Considering the above challenges, the team knew that developing and rolling out such a service in an organization the size of SAP would be challenging. Many teams were using in-house tools customized for their respective technology teams; however, they weren’t scalable across the entire organization. Over the years, the acquisitions by SAP led to the use of different tools and processes across the organization, making collaboration and cohesion difficult.
“Across teams, there were very different operating models,” explained Rose. “There were differences in operational definitions, and the word ‘priority’ had different meanings to different teams. They also had different ticketing systems, ChatOps tools, processes, and practices. To be successful, we needed a best-of-breed platform that mapped to our vision for major incident response. This is why we adopted PagerDuty.”
SAP’s Global Cloud Services team uses PagerDuty to orchestrate their major incident response. Since adopting PagerDuty, SAP has improved its major incident handling, reducing initial response and communications times to critical incidents by 30% and resolution times by 26% in two months.
“We have successfully reduced the impact and duration of major incidents,” shared Rose. “With PagerDuty, we’re able to engage the right people, on the right issues, at the right time. As a result, we’ve reduced the number of people needed to resolve major incidents by 25% in just two months.”
PagerDuty has also helped improve communication between teams and stakeholders. When SAP needs to triage critical, customer-impacting incidents, such as cloud service disruptions, SAP activates “SWAT” mode, its internal critical response procedure. The SWAT team then drives internal business communications, including those responsible for customer communications.

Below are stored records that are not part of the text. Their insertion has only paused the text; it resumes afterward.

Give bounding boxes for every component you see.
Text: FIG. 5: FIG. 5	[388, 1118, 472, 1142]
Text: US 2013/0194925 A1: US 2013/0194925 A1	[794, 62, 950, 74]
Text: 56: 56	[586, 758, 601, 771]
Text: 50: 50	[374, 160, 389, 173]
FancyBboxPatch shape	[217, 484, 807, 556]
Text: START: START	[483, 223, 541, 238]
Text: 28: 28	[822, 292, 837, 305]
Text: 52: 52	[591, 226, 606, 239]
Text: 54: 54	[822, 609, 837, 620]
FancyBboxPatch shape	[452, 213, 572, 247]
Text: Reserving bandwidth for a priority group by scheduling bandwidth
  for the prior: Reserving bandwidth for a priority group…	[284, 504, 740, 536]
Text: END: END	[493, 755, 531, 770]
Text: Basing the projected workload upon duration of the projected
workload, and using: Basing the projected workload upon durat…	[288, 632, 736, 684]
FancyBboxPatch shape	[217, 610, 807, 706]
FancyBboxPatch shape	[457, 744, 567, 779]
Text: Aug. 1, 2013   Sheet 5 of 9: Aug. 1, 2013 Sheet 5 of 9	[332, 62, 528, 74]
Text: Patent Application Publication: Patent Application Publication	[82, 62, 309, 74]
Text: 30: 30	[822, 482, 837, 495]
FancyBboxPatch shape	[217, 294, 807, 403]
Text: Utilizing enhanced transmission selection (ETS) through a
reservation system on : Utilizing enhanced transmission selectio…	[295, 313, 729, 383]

Through PagerDuty, the SWAT team has access to real-time information about the status of an incident, allowing them to keep other stakeholders—including senior management—updated. Decisions to engage SWAT mode are made more quickly as a result, helping to reduce major incident response time from hours to minutes in many cases.
GCS has made PagerDuty a key part of its major incident framework so they can better collaborate with Major Incident Management (MIM) teams across SAP. Now, when a major incident occurs, the relevant team—such as the SuccessFactors or Ariba MIM team—is notified to help coordinate the best response.

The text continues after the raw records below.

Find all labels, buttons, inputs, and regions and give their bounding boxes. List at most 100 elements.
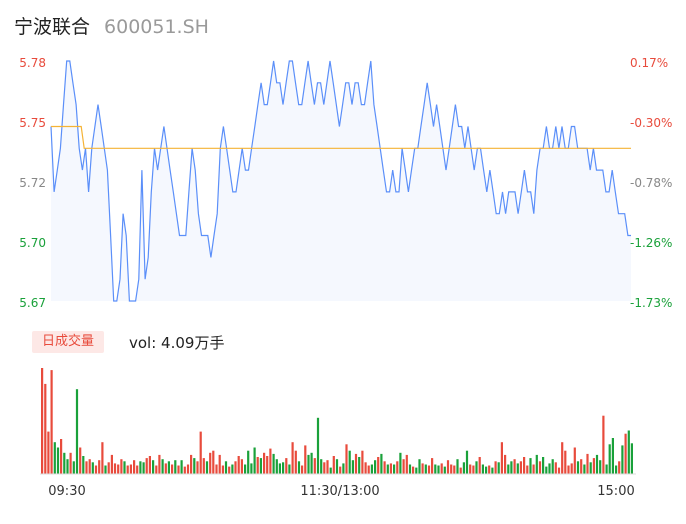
volume-bar xyxy=(402,459,405,474)
x-tick: 11:30/13:00 xyxy=(300,484,379,499)
volume-bar xyxy=(472,465,475,474)
volume-bar xyxy=(136,465,139,474)
volume-bar xyxy=(304,445,307,474)
volume-bar xyxy=(167,461,170,474)
volume-bar xyxy=(548,463,551,474)
volume-bar xyxy=(526,465,529,474)
volume-bar xyxy=(405,454,408,474)
volume-bar xyxy=(523,457,526,474)
x-tick: 15:00 xyxy=(597,484,634,499)
price-line xyxy=(50,60,631,302)
daily-volume-tab[interactable]: 日成交量 xyxy=(32,331,105,353)
volume-bar xyxy=(380,453,383,474)
volume-bar xyxy=(104,465,107,474)
y-tick-left: 5.78 xyxy=(19,56,46,70)
volume-bar xyxy=(234,461,237,474)
volume-bar xyxy=(374,460,377,474)
volume-bar xyxy=(377,457,380,474)
volume-bar xyxy=(592,458,595,474)
volume-bar xyxy=(399,452,402,474)
volume-bar xyxy=(332,456,335,474)
volume-bar xyxy=(615,465,618,474)
volume-bar xyxy=(351,460,354,474)
volume-bar xyxy=(240,459,243,474)
volume-bar xyxy=(221,465,224,474)
volume-bar xyxy=(256,457,259,474)
volume-bar xyxy=(450,464,453,474)
volume-bar xyxy=(573,447,576,474)
volume-bar xyxy=(567,465,570,474)
volume-bar xyxy=(113,463,117,474)
volume-bar xyxy=(133,460,136,474)
volume-bar xyxy=(161,459,164,474)
volume-bar xyxy=(278,463,281,474)
volume-bar xyxy=(396,461,399,474)
volume-bar xyxy=(110,454,113,474)
volume-chart: 09:30 11:30/13:00 15:00 xyxy=(40,368,636,499)
volume-bar xyxy=(47,431,50,474)
volume-bar xyxy=(60,439,63,474)
volume-bar xyxy=(383,461,386,474)
volume-bar xyxy=(224,461,228,474)
volume-bar xyxy=(323,462,326,474)
volume-bar xyxy=(599,460,602,474)
volume-bar xyxy=(361,450,364,474)
y-tick-left: 5.72 xyxy=(19,176,46,190)
volume-bar xyxy=(288,464,291,474)
y-axis-left: 5.78 5.75 5.72 5.70 5.67 xyxy=(19,56,46,310)
volume-bar xyxy=(266,456,269,474)
volume-bar xyxy=(437,465,440,474)
volume-bar xyxy=(453,465,456,474)
volume-bar xyxy=(475,461,478,474)
volume-bar xyxy=(174,460,177,474)
y-tick-left: 5.75 xyxy=(19,116,46,130)
volume-bar xyxy=(117,464,120,474)
volume-bar xyxy=(618,461,621,474)
volume-bar xyxy=(561,442,564,474)
volume-bar xyxy=(193,458,196,474)
volume-bar xyxy=(180,460,183,474)
volume-bar xyxy=(196,461,199,474)
volume-bar xyxy=(580,459,583,474)
y-tick-left: 5.67 xyxy=(19,296,46,310)
volume-bar xyxy=(272,453,275,474)
volume-bar xyxy=(148,456,151,474)
volume-bar xyxy=(98,460,101,474)
volume-bar xyxy=(231,464,234,474)
volume-bar xyxy=(485,466,488,474)
volume-bar xyxy=(329,467,332,474)
price-area xyxy=(51,61,631,301)
y-axis-right: 0.17% -0.30% -0.78% -1.26% -1.73% xyxy=(630,56,672,310)
volume-bar xyxy=(79,447,82,474)
volume-bar xyxy=(576,461,580,474)
volume-bar xyxy=(301,465,304,474)
volume-bar xyxy=(465,450,469,474)
volume-bar xyxy=(126,465,129,474)
volume-bar xyxy=(358,457,361,474)
volume-bar xyxy=(247,450,250,474)
volume-bar xyxy=(418,459,421,474)
volume-bar xyxy=(88,459,91,474)
volume-bar xyxy=(155,465,158,474)
volume-bar xyxy=(564,450,567,474)
volume-bar xyxy=(75,389,79,474)
volume-bar xyxy=(421,463,424,474)
volume-bar xyxy=(446,460,450,474)
volume-bar xyxy=(462,462,465,474)
y-tick-right: -1.73% xyxy=(630,296,672,310)
volume-bar xyxy=(459,467,462,474)
volume-bar xyxy=(608,444,611,474)
volume-bar xyxy=(611,438,614,474)
volume-bar xyxy=(250,463,253,474)
volume-bar xyxy=(513,459,516,474)
y-tick-right: 0.17% xyxy=(630,56,668,70)
volume-bar xyxy=(145,458,148,474)
volume-bar xyxy=(164,463,167,474)
volume-bar xyxy=(516,463,519,474)
volume-bar xyxy=(152,460,155,474)
volume-bar xyxy=(335,459,339,474)
volume-bar xyxy=(488,465,491,474)
volume-bar xyxy=(177,465,180,474)
stock-name: 宁波联合 xyxy=(14,16,91,38)
volume-bar xyxy=(570,463,573,474)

“PagerDuty helped us align core business and technology teams around a common operating model for major incident response,” said Rose. “By using a common framework, we have aligned on processes and criteria for severity and priority. We’re also driving clear responsibility for services during a major incident, which has been scaled at an SAP level.”
Since implementing PagerDuty, SAP’s Global Cloud Services team has improved operational excellence, with benefits including:
“PagerDuty has become mission critical for SAP, enabling our teams to collaborate and rapidly respond to major incidents, and helping us to continue to provide SAP customers with world-class digital services,” concluded Rose.
SAP’s Global Cloud Services team works hard to improve incident troubleshooting and will use PagerDuty postmortem reports, as well as past incidents, to help troubleshoot current issues. In addition, SAP wants to further automate its major incident response process by creating automated runbooks, aligned to key business impact metrics using PagerDuty.